The term “carbon tax 2.0” refers to the Clean Fuel Regulation (CFR), which took effect in 2023. Poilievre claims that this regulation is contributing to higher gas prices across Canada. The CFR targets oil producers and refiners, aiming to reduce greenhouse gas emissions. According to the Government of Canada, the regulation is intended to encourage innovation and the adoption of clean technologies while promoting the use of low carbon intensity fuels throughout the economy.
Unlike the previous carbon tax, which imposed a direct price on emissions, the CFR requires energy producers to adopt cleaner practices. The costs incurred by these producers may be passed on to consumers, but it is unclear how much the CFR is currently affecting gas prices. Previously, the carbon tax added 17 cents per liter of gasoline and was projected to rise to 37 cents per liter by 2030.

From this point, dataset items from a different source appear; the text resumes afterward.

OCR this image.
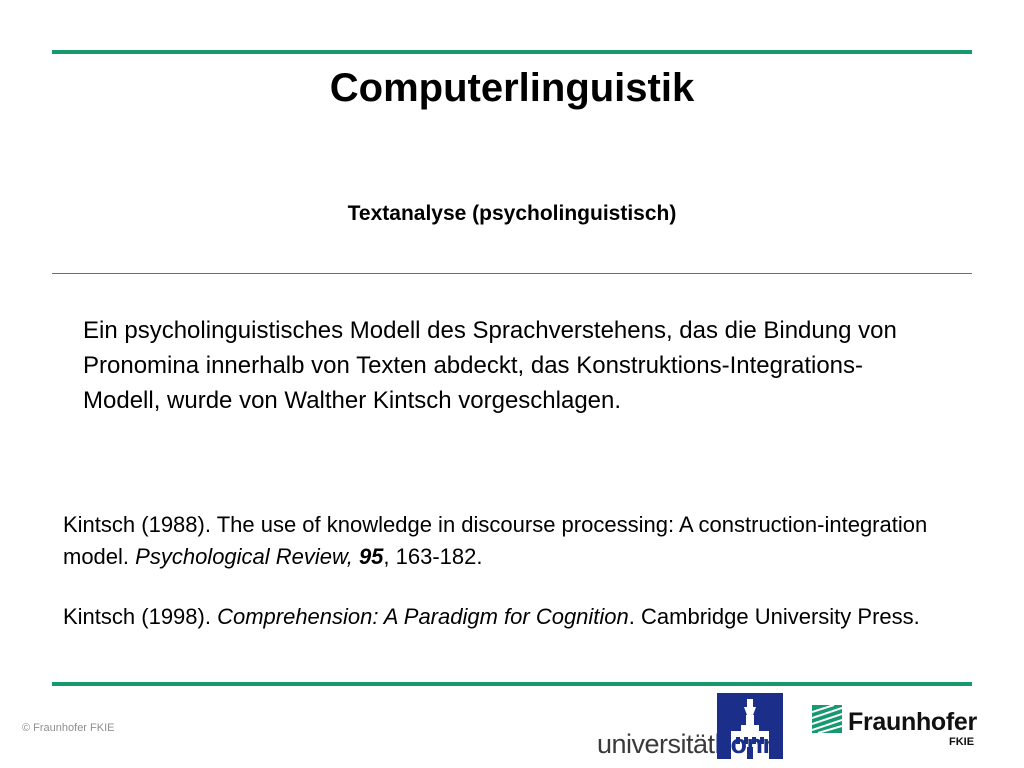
Computerlinguistik
Textanalyse (psycholinguistisch)
Ein psycholinguistisches Modell des Sprachverstehens, das die Bindung von Pronomina innerhalb von Texten abdeckt, das Konstruktions-Integrations-Modell, wurde von Walther Kintsch vorgeschlagen.
Kintsch (1988). The use of knowledge in discourse processing: A construction-integration model. Psychological Review, 95, 163-182.
Kintsch (1998). Comprehension: A Paradigm for Cognition. Cambridge University Press.
© Fraunhofer FKIE
universitätbonn
Fraunhofer
FKIE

Poilievre has pointed to a report from the Parliamentary Budget Officer, suggesting that the CFR could increase gas prices by up to 17 cents by 2030. He remarked, “What did the last carbon tax add to your gas? Seventeen cents per liter. The new tax is starting to look a lot like the old tax, and Mark Carney thinks no one will notice.”
However, experts like Jessica Green, a political science professor at the University of Toronto, argue that the situation is more nuanced. She explained, “It is (the same) in the sense that it regulates suppliers. And then the suppliers have to decide what they want to do to cover the cost of compliance, and they can pass those costs on to the consumer.” Green noted that the CFR offers more flexibility for energy producers in meeting their goals compared to a straightforward tax.
The CFR was implemented prior to the cancellation of the previous carbon tax, and its impact on current gas prices remains uncertain. The report cited by Poilievre was published in May 2023, before the CFR came into effect on July 1. Environment and Climate Change Canada estimates that by 2030, the CFR will increase gasoline prices by up to 17 cents per liter and diesel prices by up to 16 cents per liter. Additionally, the CFR is projected to reduce Canada’s real GDP by up to 0.3 percent, equating to a potential loss of $9 billion in 2030.
Poilievre argues that eliminating the CFR could alleviate financial burdens on Canadians, claiming it could save households up to $136 annually. He attributes rising living costs and affordability issues to this regulation, asserting that its removal would help improve the financial situation for many families.